In Writing

I missed the Golden Globes, but I couldn’t escape Oprah’s Golden Globes speech. It littered my Facebook feed. It was on the news. Many of my liberal friends posted it with breathless captions: “Is she running?” “Oprah 2020!” “Oprah, please, we need you!”

To all this I say: Oprah, please don’t.

Don’t get me wrong. I like Oprah. I’ve caught her show from time to time, delighted by her mix of savvy and folksiness. I appreciate what she did for books with her book club. I love her story, her rise from poverty into one of the richest women in the world. She’s likable, smart, and clearly means well.

That doesn’t mean she’d make a good president.

There’s no questioning that she is a smart. The empire she’s built (a real, actual, successful empire) is proof of that. She’s made a lot of great choices, has what from all accounts seems like an incredible work ethic, and seems to really care about people. I am so glad Oprah exists in the world. Do I want her in the Oval Office? Not really, no.

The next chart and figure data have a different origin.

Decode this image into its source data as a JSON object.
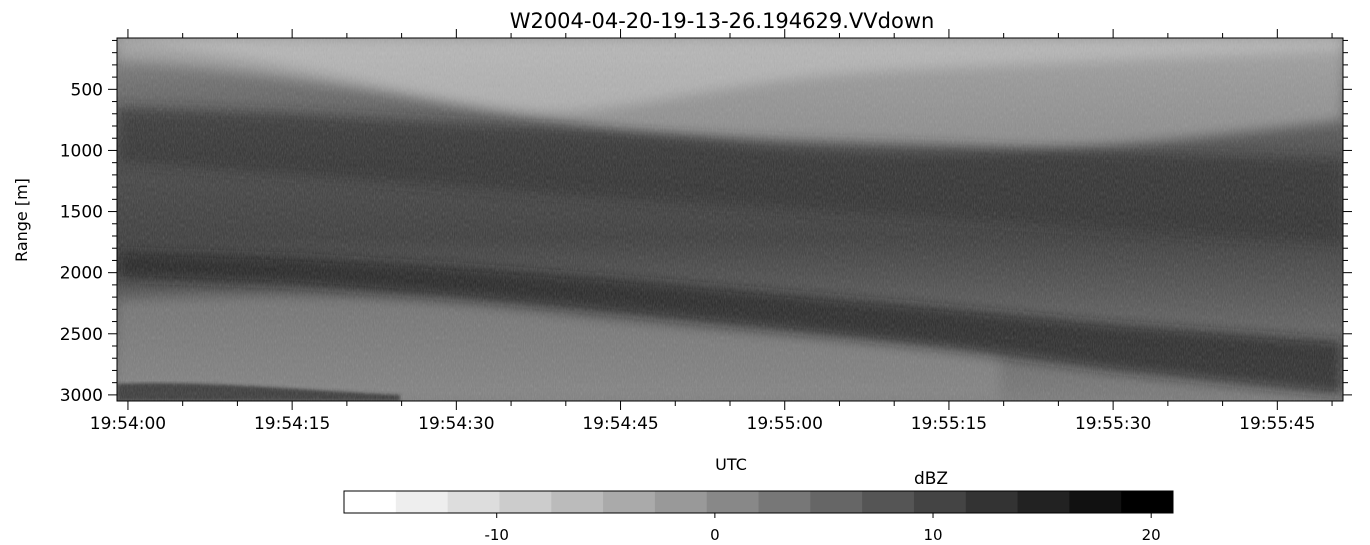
{
  "chart_data": {
    "type": "heatmap",
    "title": "W2004-04-20-19-13-26.194629.VVdown",
    "xlabel": "UTC",
    "ylabel": "Range [m]",
    "x_ticks": [
      "19:54:00",
      "19:54:15",
      "19:54:30",
      "19:54:45",
      "19:55:00",
      "19:55:15",
      "19:55:30",
      "19:55:45"
    ],
    "x_range": [
      "19:53:59",
      "19:55:51"
    ],
    "y_ticks": [
      500,
      1000,
      1500,
      2000,
      2500,
      3000
    ],
    "y_range": [
      80,
      3050
    ],
    "y_inverted": true,
    "colormap": "grayscale (white = low, black = high)",
    "colorbar": {
      "label": "dBZ",
      "ticks": [
        -10,
        0,
        10,
        20
      ],
      "range": [
        -17,
        21
      ],
      "levels": 16
    },
    "layers": [
      {
        "start_range": [
          650,
          700,
          780,
          850,
          920,
          960,
          1020,
          1080
        ],
        "end_range": [
          1100,
          1200,
          1300,
          1400,
          1480,
          1560,
          1650,
          1750
        ]
      },
      {
        "start_range": [
          1820,
          1870,
          1950,
          2050,
          2170,
          2290,
          2420,
          2560
        ],
        "end_range": [
          2050,
          2100,
          2200,
          2330,
          2470,
          2620,
          2800,
          3000
        ]
      }
    ]
  }
}
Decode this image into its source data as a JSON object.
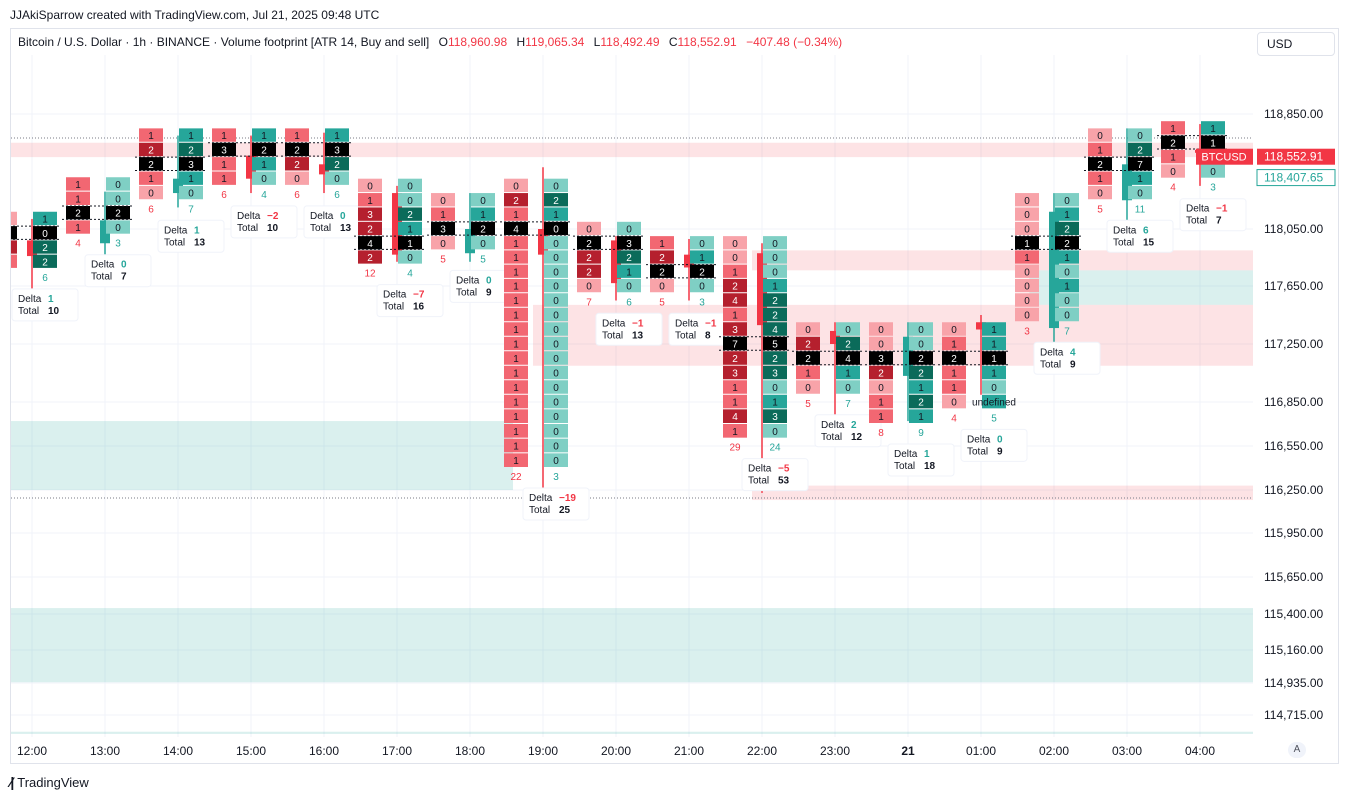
{
  "header": {
    "credit": "JJAkiSparrow created with TradingView.com, Jul 21, 2025 09:48 UTC",
    "title": "Bitcoin / U.S. Dollar · 1h · BINANCE · Volume footprint [ATR 14, Buy and sell]",
    "open_label": "O",
    "open": "118,960.98",
    "high_label": "H",
    "high": "119,065.34",
    "low_label": "L",
    "low": "118,492.49",
    "close_label": "C",
    "close": "118,552.91",
    "change": "−407.48 (−0.34%)",
    "currency": "USD"
  },
  "brand": "TradingView",
  "auto_label": "A",
  "colors": {
    "up": "#26a69a",
    "down": "#f23645",
    "dark_up": "#0b4d3f",
    "dark_down": "#6b1320",
    "poc": "#000000"
  },
  "price_tags": [
    {
      "symbol": "BTCUSD",
      "value": "118,552.91",
      "price": 118552.91,
      "color": "#f23645"
    },
    {
      "value": "118,407.65",
      "price": 118407.65,
      "color": "#26a69a"
    }
  ],
  "chart_data": {
    "type": "footprint",
    "symbol": "BTCUSD",
    "interval": "1h",
    "y_ticks": [
      118850,
      118050,
      117650,
      117250,
      116850,
      116550,
      116250,
      115950,
      115650,
      115400,
      115160,
      114935,
      114715
    ],
    "y_tick_labels": [
      "118,850.00",
      "118,050.00",
      "117,650.00",
      "117,250.00",
      "116,850.00",
      "116,550.00",
      "116,250.00",
      "115,950.00",
      "115,650.00",
      "115,400.00",
      "115,160.00",
      "114,935.00",
      "114,715.00"
    ],
    "x_ticks": [
      {
        "label": "12:00",
        "bar": 0
      },
      {
        "label": "13:00",
        "bar": 1
      },
      {
        "label": "14:00",
        "bar": 2
      },
      {
        "label": "15:00",
        "bar": 3
      },
      {
        "label": "16:00",
        "bar": 4
      },
      {
        "label": "17:00",
        "bar": 5
      },
      {
        "label": "18:00",
        "bar": 6
      },
      {
        "label": "19:00",
        "bar": 7
      },
      {
        "label": "20:00",
        "bar": 8
      },
      {
        "label": "21:00",
        "bar": 9
      },
      {
        "label": "22:00",
        "bar": 10
      },
      {
        "label": "23:00",
        "bar": 11
      },
      {
        "label": "21",
        "bar": 12,
        "bold": true
      },
      {
        "label": "01:00",
        "bar": 13
      },
      {
        "label": "02:00",
        "bar": 14
      },
      {
        "label": "03:00",
        "bar": 15
      },
      {
        "label": "04:00",
        "bar": 16
      }
    ],
    "zones": [
      {
        "from": 118650,
        "to": 118550,
        "color": "down"
      },
      {
        "from": 117900,
        "to": 117760,
        "color": "down",
        "from_bar": 10
      },
      {
        "from": 117760,
        "to": 117520,
        "color": "up",
        "from_bar": 13.8
      },
      {
        "from": 117520,
        "to": 117100,
        "color": "down",
        "from_bar": 7
      },
      {
        "from": 116720,
        "to": 116250,
        "color": "up",
        "to_bar": 7
      },
      {
        "from": 116280,
        "to": 116180,
        "color": "down",
        "from_bar": 10
      },
      {
        "from": 115440,
        "to": 114940,
        "color": "up"
      },
      {
        "from": 114600,
        "to": 114585,
        "color": "up"
      }
    ],
    "bars": [
      {
        "time": "12:00",
        "o": 117970,
        "h": 118120,
        "l": 117540,
        "c": 117860,
        "top": 118170,
        "step": 100,
        "sell": [
          0,
          1,
          2,
          1
        ],
        "buy": [
          1,
          0,
          2,
          2
        ],
        "poc": 1,
        "sell_total": 3,
        "buy_total": 6,
        "delta": "1",
        "total": "10"
      },
      {
        "time": "13:00",
        "o": 117950,
        "h": 118310,
        "l": 117850,
        "c": 118110,
        "top": 118410,
        "step": 100,
        "sell": [
          1,
          1,
          2,
          1
        ],
        "buy": [
          0,
          0,
          2,
          0
        ],
        "poc": 2,
        "sell_total": 4,
        "buy_total": 3,
        "delta": "0",
        "total": "7"
      },
      {
        "time": "14:00",
        "o": 118300,
        "h": 118700,
        "l": 118200,
        "c": 118400,
        "top": 118750,
        "step": 100,
        "sell": [
          1,
          2,
          2,
          1,
          0
        ],
        "buy": [
          1,
          2,
          3,
          1,
          0
        ],
        "poc": 2,
        "sell_total": 6,
        "buy_total": 7,
        "delta": "1",
        "total": "13"
      },
      {
        "time": "15:00",
        "o": 118560,
        "h": 118700,
        "l": 118300,
        "c": 118400,
        "top": 118750,
        "step": 100,
        "sell": [
          1,
          3,
          1,
          1
        ],
        "buy": [
          1,
          2,
          1,
          0
        ],
        "poc": 1,
        "sell_total": 6,
        "buy_total": 4,
        "delta": "−2",
        "total": "10"
      },
      {
        "time": "16:00",
        "o": 118500,
        "h": 118720,
        "l": 118300,
        "c": 118430,
        "top": 118750,
        "step": 100,
        "sell": [
          1,
          2,
          2,
          0
        ],
        "buy": [
          1,
          3,
          2,
          0
        ],
        "poc": 1,
        "sell_total": 6,
        "buy_total": 6,
        "delta": "0",
        "total": "13"
      },
      {
        "time": "17:00",
        "o": 118300,
        "h": 118350,
        "l": 117820,
        "c": 117870,
        "top": 118400,
        "step": 100,
        "sell": [
          0,
          1,
          3,
          2,
          4,
          2
        ],
        "buy": [
          0,
          0,
          2,
          1,
          1,
          0
        ],
        "poc": 4,
        "sell_total": 12,
        "buy_total": 4,
        "delta": "−7",
        "total": "16"
      },
      {
        "time": "18:00",
        "o": 117880,
        "h": 118300,
        "l": 117820,
        "c": 118050,
        "top": 118300,
        "step": 100,
        "sell": [
          0,
          1,
          3,
          0
        ],
        "buy": [
          0,
          1,
          2,
          0
        ],
        "poc": 2,
        "sell_total": 5,
        "buy_total": 5,
        "delta": "0",
        "total": "9"
      },
      {
        "time": "19:00",
        "o": 118050,
        "h": 118480,
        "l": 116130,
        "c": 117870,
        "top": 118400,
        "step": 100,
        "sell": [
          0,
          2,
          1,
          4,
          1,
          1,
          1,
          1,
          1,
          1,
          1,
          1,
          1,
          1,
          1,
          1,
          1,
          1,
          1,
          1
        ],
        "buy": [
          0,
          2,
          1,
          0,
          0,
          0,
          0,
          0,
          0,
          0,
          0,
          0,
          0,
          0,
          0,
          0,
          0,
          0,
          0,
          0
        ],
        "poc": 3,
        "sell_total": 22,
        "buy_total": 3,
        "delta": "−19",
        "total": "25"
      },
      {
        "time": "20:00",
        "o": 117970,
        "h": 118000,
        "l": 117550,
        "c": 117670,
        "top": 118100,
        "step": 100,
        "sell": [
          0,
          2,
          2,
          2,
          0
        ],
        "buy": [
          0,
          3,
          2,
          1,
          0
        ],
        "poc": 1,
        "sell_total": 7,
        "buy_total": 6,
        "delta": "−1",
        "total": "13"
      },
      {
        "time": "21:00",
        "o": 117870,
        "h": 117980,
        "l": 117550,
        "c": 117780,
        "top": 118000,
        "step": 100,
        "sell": [
          1,
          2,
          2,
          0
        ],
        "buy": [
          0,
          1,
          2,
          0
        ],
        "poc": 2,
        "sell_total": 5,
        "buy_total": 3,
        "delta": "−1",
        "total": "8"
      },
      {
        "time": "22:00",
        "o": 117880,
        "h": 117950,
        "l": 116230,
        "c": 117380,
        "top": 118000,
        "step": 100,
        "sell": [
          0,
          0,
          1,
          2,
          4,
          1,
          3,
          7,
          2,
          3,
          1,
          1,
          4,
          1
        ],
        "buy": [
          0,
          0,
          0,
          1,
          2,
          2,
          4,
          5,
          2,
          3,
          0,
          1,
          3,
          0
        ],
        "poc": 7,
        "sell_total": 29,
        "buy_total": 24,
        "delta": "−5",
        "total": "53"
      },
      {
        "time": "23:00",
        "o": 117340,
        "h": 117400,
        "l": 116720,
        "c": 117250,
        "top": 117400,
        "step": 100,
        "sell": [
          0,
          2,
          2,
          1,
          0
        ],
        "buy": [
          0,
          2,
          4,
          1,
          0
        ],
        "poc": 2,
        "sell_total": 5,
        "buy_total": 7,
        "delta": "2",
        "total": "12"
      },
      {
        "time": "00:00",
        "o": 117030,
        "h": 117400,
        "l": 116720,
        "c": 117300,
        "top": 117400,
        "step": 100,
        "sell": [
          0,
          0,
          3,
          2,
          0,
          1,
          1
        ],
        "buy": [
          0,
          0,
          2,
          2,
          1,
          2,
          1
        ],
        "poc": 2,
        "sell_total": 8,
        "buy_total": 9,
        "delta": "1",
        "total": "18"
      },
      {
        "time": "01:00",
        "o": 117400,
        "h": 117450,
        "l": 116900,
        "c": 117350,
        "top": 117400,
        "step": 100,
        "sell": [
          0,
          1,
          2,
          1,
          1,
          0
        ],
        "buy": [
          1,
          1,
          1,
          1,
          0
        ],
        "poc": 2,
        "sell_total": 4,
        "buy_total": 5,
        "delta": "0",
        "total": "9"
      },
      {
        "time": "02:00",
        "o": 117360,
        "h": 118300,
        "l": 117250,
        "c": 118170,
        "top": 118300,
        "step": 100,
        "sell": [
          0,
          0,
          0,
          1,
          1,
          0,
          0,
          0,
          0
        ],
        "buy": [
          0,
          1,
          2,
          2,
          1,
          0,
          1,
          0,
          0
        ],
        "poc": 3,
        "sell_total": 3,
        "buy_total": 7,
        "delta": "4",
        "total": "9"
      },
      {
        "time": "03:00",
        "o": 118250,
        "h": 118750,
        "l": 118000,
        "c": 118500,
        "top": 118750,
        "step": 100,
        "sell": [
          0,
          1,
          2,
          1,
          0
        ],
        "buy": [
          0,
          2,
          7,
          1,
          0
        ],
        "poc": 2,
        "sell_total": 5,
        "buy_total": 11,
        "delta": "6",
        "total": "15"
      },
      {
        "time": "04:00",
        "o": 118600,
        "h": 118780,
        "l": 118350,
        "c": 118580,
        "top": 118800,
        "step": 100,
        "sell": [
          1,
          2,
          1,
          0
        ],
        "buy": [
          1,
          1,
          1,
          0
        ],
        "poc": 1,
        "sell_total": 4,
        "buy_total": 3,
        "delta": "−1",
        "total": "7"
      }
    ]
  }
}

One of my biggest complaints about Trump supporters is that they put aside the standards we’d established for politicians with a casual, “Eh, let’s see what happens.” No foreign policy experience? No problem! He’ll wing it. No understanding of the workings of government? So what! It could probably stand a shake-up. The fall-out from this cavalier attitude continues to rain down upon us. Allies insulted. A flirtation with nuclear war over the size of his “button.” An administration running roughshod over conventions and policies painstakingly put together over generations.

Not that I think Oprah would be a Trump-level catastrophe. She’d probably be more thoughtful. She’d most likely surround herself with better advisors. She’d stay off Twitter. She’d string a coherent sentence together. But she simply does not have the experience in governance that should be expected from the leader of the United States, with our massive military, our complex budget and our very real social ills. Experience matters. Preparation matters. Just because Trump voters threw caution to the wind with a cavalier “what’s the worst that can happen,” it doesn’t mean that Democrats should follow suit, lured by the siren song of celebrity.

Even before getting to governing, there’s the campaign to consider. Sure, Oprah is beloved today. That’s because the Republican grime machine hasn’t aimed itself at her yet. Once you’ve got lobbying groups going over every public utterance of hers (and there are so, so many), what picture would emerge? Would she defend the fact that she gave Jenny McCarthy a platform to push her anti-vaccine book? Would she be able to stand by every claim she’s promoted on her show,  the bioidentical hormone craze, the “superfoods,” the new fad diets? What’s quirky and interesting in a show could take on an entirely different look in the context of a presidential vetting. It would most likely be brutal.

Oprah is a grown, capable woman, and the choice is her own. She’d certainly bring an impressive arsenal to her campaign. I, for one, would prefer to be spared a “celebrity death match” presidential campaign, however. I think our country has been through enough. Let’s be done with eschewing policy wonks and career politicians. Let’s be done with chasing the shiny. Let’s find someone utterly boring but brilliantly qualified, and let’s right this ship.

I hope Oprah will interview him. (Or her!). I’ll certainly watch that.